First, I agree that a script in this answer is a good solution to the general problem "I want to run an external script with arguments and read the stdout". I'm not even sure it's worth introducing a provider dependency.

However, there are existing (and quite popular, according to their download stats) providers as well. I found these two: data and resource.

They are not a silver bullet. These modules support capturing exit code and stdout/stderr, also providing you a choice whether to abort on failure. However, shell escaping now comes into play: when your arguments aren't "simple" (e.g. there's no need to escape a resource ID), you need a generic escaper. If you want to run in a fully managed manner, here's a null resource from the same provider that performs shell escaping. It also handles \ vs \\ problem (note that it isn't the provider messing up with slashes - it's the shell interpreting \\ as a single backslash).

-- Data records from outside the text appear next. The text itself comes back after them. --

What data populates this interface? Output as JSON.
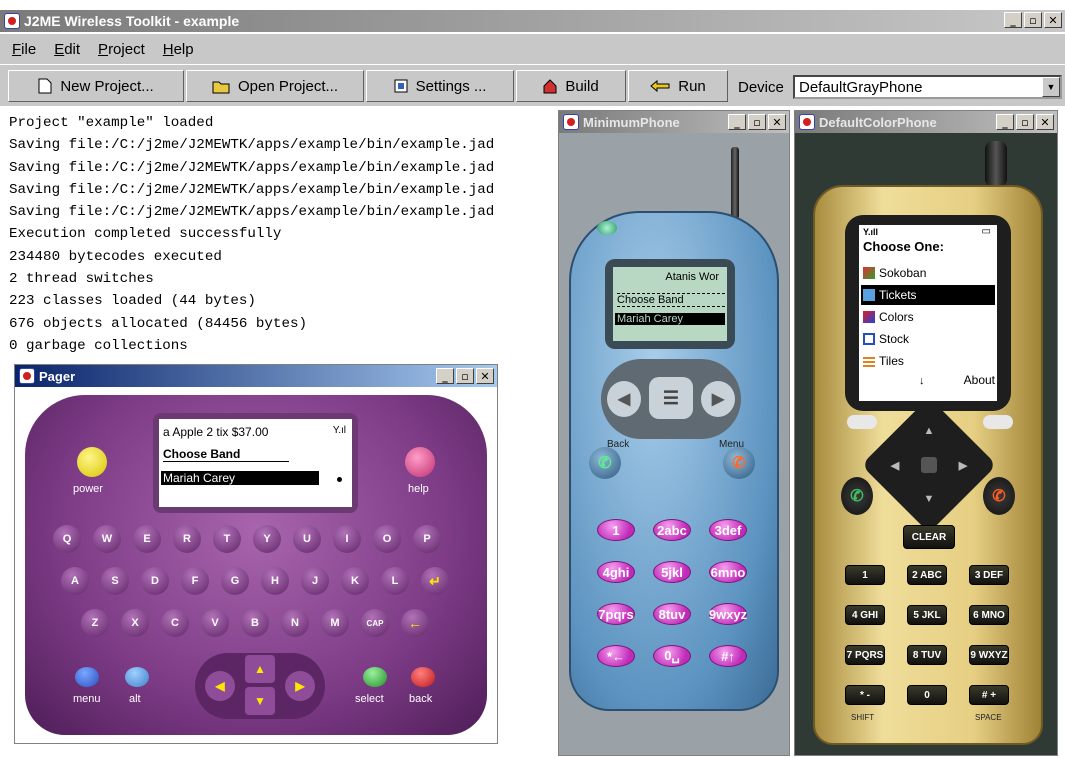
{
  "window": {
    "title": "J2ME Wireless Toolkit - example",
    "controls": [
      "_",
      "▫",
      "✕"
    ]
  },
  "menu": {
    "items": [
      "File",
      "Edit",
      "Project",
      "Help"
    ]
  },
  "toolbar": {
    "new_project": "New Project...",
    "open_project": "Open Project...",
    "settings": "Settings ...",
    "build": "Build",
    "run": "Run",
    "device_label": "Device",
    "device_value": "DefaultGrayPhone"
  },
  "console": {
    "lines": [
      "Project \"example\" loaded",
      "Saving file:/C:/j2me/J2MEWTK/apps/example/bin/example.jad",
      "Saving file:/C:/j2me/J2MEWTK/apps/example/bin/example.jad",
      "Saving file:/C:/j2me/J2MEWTK/apps/example/bin/example.jad",
      "Saving file:/C:/j2me/J2MEWTK/apps/example/bin/example.jad",
      "Execution completed successfully",
      "234480 bytecodes executed",
      "2 thread switches",
      "223 classes loaded (44 bytes)",
      "676 objects allocated (84456 bytes)",
      "0 garbage collections"
    ]
  },
  "pager": {
    "title": "Pager",
    "screen": {
      "line1": "a Apple 2 tix $37.00",
      "line2": "Choose Band",
      "line3": "Mariah Carey",
      "signal": "Y.ıl"
    },
    "buttons": {
      "power": "power",
      "help": "help",
      "menu": "menu",
      "alt": "alt",
      "select": "select",
      "back": "back",
      "cap": "CAP"
    },
    "rows": [
      [
        "Q",
        "W",
        "E",
        "R",
        "T",
        "Y",
        "U",
        "I",
        "O",
        "P"
      ],
      [
        "A",
        "S",
        "D",
        "F",
        "G",
        "H",
        "J",
        "K",
        "L"
      ],
      [
        "Z",
        "X",
        "C",
        "V",
        "B",
        "N",
        "M"
      ]
    ]
  },
  "minimum_phone": {
    "title": "MinimumPhone",
    "screen": {
      "top": "Atanis Wor",
      "line2": "Choose Band",
      "line3": "Mariah Carey"
    },
    "softkeys": {
      "left": "Back",
      "right": "Menu"
    },
    "keys": [
      "1",
      "2abc",
      "3def",
      "4ghi",
      "5jkl",
      "6mno",
      "7pqrs",
      "8tuv",
      "9wxyz",
      "*←",
      "0␣",
      "#↑"
    ]
  },
  "color_phone": {
    "title": "DefaultColorPhone",
    "screen": {
      "signal": "Y.ıll",
      "battery": "▭",
      "header": "Choose One:",
      "items": [
        "Sokoban",
        "Tickets",
        "Colors",
        "Stock",
        "Tiles"
      ],
      "selected": "Tickets",
      "softkey": "About",
      "arrow": "↓"
    },
    "clear": "CLEAR",
    "keys": [
      "1",
      "2 ABC",
      "3 DEF",
      "4 GHI",
      "5 JKL",
      "6 MNO",
      "7 PQRS",
      "8 TUV",
      "9 WXYZ",
      "* -",
      "0",
      "# +"
    ],
    "bottom_labels": {
      "left": "SHIFT",
      "right": "SPACE"
    }
  },
  "colors": {
    "titlebar": "#0a246a",
    "pager_body": "#7d3b86",
    "phone_body": "#6a9ec8",
    "key_pink": "#d247c7",
    "gold": "#d9c27a",
    "lcd": "#b8d8c4"
  }
}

Note that this module runs in a shell, as opposed to data "external" invoking an executable directly.

It would look something like this:

module "shell_data_hello" {
  source  = "Invicton-Labs/shell-data/external"
  command_unix = <<EOF
  echo 'failed \\ slash' ${module.escape_var.unix} >&2 && exit 1
EOF
}

module "escape_var" {
  source = "Invicton-Labs/shell-escape/null"
  string = var.to_be_escaped
}

variable "to_be_escaped" {
  type = string
  default = "Hi! See $ and \\ characters and _ _ spaces"
}

output "command_out" {
  value = module.shell_data_hello.stdout
}

Running plan on this produces:

╷
│ Error: External Program Execution Failed
│ 
│   with module.shell_data_hello.data.external.run,
│   on .terraform/modules/shell_data_hello/main.tf line 76, in data "external" "run":
│   76:   program = local.is_windows ? ["powershell.exe", "${abspath(path.module)}/run.ps1"] : [local.var_unix_interpreter, "${abspath(path.module)}/run.sh"]
│ 
│ The data source received an unexpected error while attempting to execute the program.
│ 
│ Program: /bin/sh
│ Error Message: failed \ slash Hi! See $ and \ characters and _ _ spaces
│ State: exit status 1

Replacing exit 1 with exit 0 and removing stderr redirection produces expected output:

Changes to Outputs:
  + command_out    = "failed \\ slash Hi! See $ and \\ characters and _ _ spaces"

Make sure not to over-escape: if there are some shell syntax elements, you shouldn't escape them.